Why state leaders are split

Gov. Gavin Newsom, a Democrat and possible 2028 presidential candidate, opposes the California-only approach. In a Substack post cited by CNBC, Newsom argued that a national wealth tax would make more sense because wealthy people can move to lower-tax states.

The state’s nonpartisan Legislative Analyst’s Office found that the measure would probably bring in “tens of billions of dollars” at first. The same analysis warned that if some billionaires leave California, the state could lose “hundreds of millions of dollars or more per year” in income-tax revenue they currently pay.

That is the central trade-off for the state budget. A large one-time payment could help fund services now, while departures by high-income taxpayers could reduce recurring revenue later.

California already has cost and business-climate challenges. CNBC’s 2026 America’s Top States for Business rankings placed California No. 17 overall, with weaker scores for cost of living, cost of doing business and business friendliness. CNBC also ranked the state No. 29 for quality of life, noting United Health Foundation data that placed California No. 48 for primary care providers per capita.

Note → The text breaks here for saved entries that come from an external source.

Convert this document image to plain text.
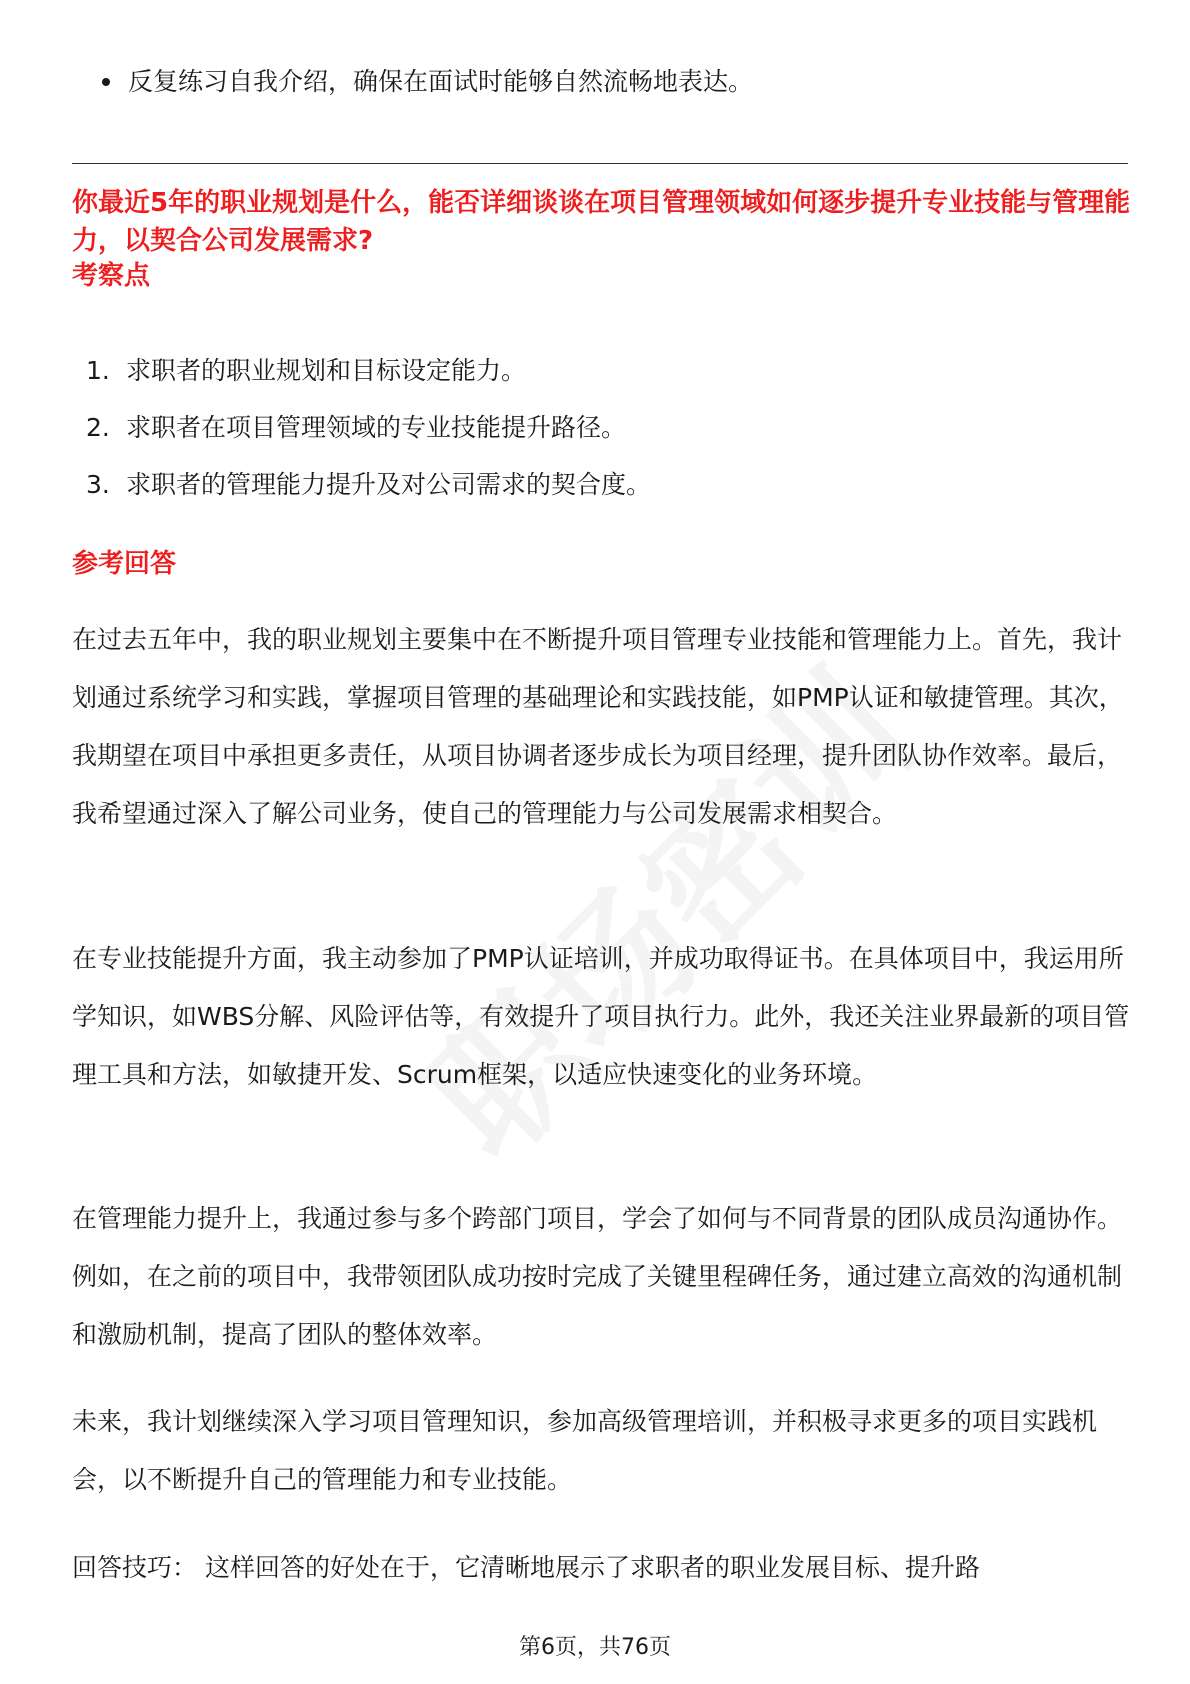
反复练习自我介绍，确保在面试时能够自然流畅地表达。
你最近5年的职业规划是什么，能否详细谈谈在项目管理领域如何逐步提升专业技能与管理能力，以契合公司发展需求?
考察点
1. 求职者的职业规划和目标设定能力。
2. 求职者在项目管理领域的专业技能提升路径。
3. 求职者的管理能力提升及对公司需求的契合度。
参考回答
在过去五年中，我的职业规划主要集中在不断提升项目管理专业技能和管理能力上。首先，我计划通过系统学习和实践，掌握项目管理的基础理论和实践技能，如PMP认证和敏捷管理。其次，我期望在项目中承担更多责任，从项目协调者逐步成长为项目经理，提升团队协作效率。最后，我希望通过深入了解公司业务，使自己的管理能力与公司发展需求相契合。
在专业技能提升方面，我主动参加了PMP认证培训，并成功取得证书。在具体项目中，我运用所学知识，如WBS分解、风险评估等，有效提升了项目执行力。此外，我还关注业界最新的项目管理工具和方法，如敏捷开发、Scrum框架，以适应快速变化的业务环境。
在管理能力提升上，我通过参与多个跨部门项目，学会了如何与不同背景的团队成员沟通协作。例如，在之前的项目中，我带领团队成功按时完成了关键里程碑任务，通过建立高效的沟通机制和激励机制，提高了团队的整体效率。
未来，我计划继续深入学习项目管理知识，参加高级管理培训，并积极寻求更多的项目实践机会，以不断提升自己的管理能力和专业技能。
回答技巧： 这样回答的好处在于，它清晰地展示了求职者的职业发展目标、提升路
第6页，共76页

Tech names enter the fight

The measure has drawn attention because so much of California’s wealth is tied up in public and private technology companies. Google co-founder Sergey Brin has put tens of millions of dollars into Building a Better California, a nonprofit supporting a separate ballot measure that would undercut the billionaire tax, according to CNBC. Brin has also moved his primary residence to Nevada in case the tax passes, CNBC reported.

Nvidia CEO Jensen Huang has taken a different position. Huang, who CNBC said could owe nearly $8 billion if the tax is approved, said in January that he is “perfectly fine with it.” Businessman Tom Steyer, who ran unsuccessfully for governor in the June primary, also campaigned on taxing “billionaires like me.”

Some labor groups are opposed. The California Teachers Association said last month that the policy would not provide the “sustainable and long-lasting funding” schools and communities need.

Other places are watching

Supporters and critics are looking overseas for clues. Gamage pointed CNBC to Norway, which has had a wealth tax since 1892 and raised it sharply five years ago. He said some wealthy people left but argued the tax still raises substantial revenue.

Other data shows a more mixed picture. The World Bank said Norway’s economy grew 1.1% last year and was nearly flat in 2023. Civita, a center-right Norwegian think tank, reported that wealthy departures in 2022 and 2023 exceeded the total from 2014 through 2021, an increase of 518%. Norway later closed loopholes tied to its 37.8% exit tax, according to Reuters.

States and cities that have targeted wealthier residents, including Washington, Massachusetts and New York City, are likely to watch the California vote closely. The outcome will test how far voters are willing to go in taxing accumulated wealth, and how much mobility among billionaires can change the math.

This story draws on original reporting from CNBC.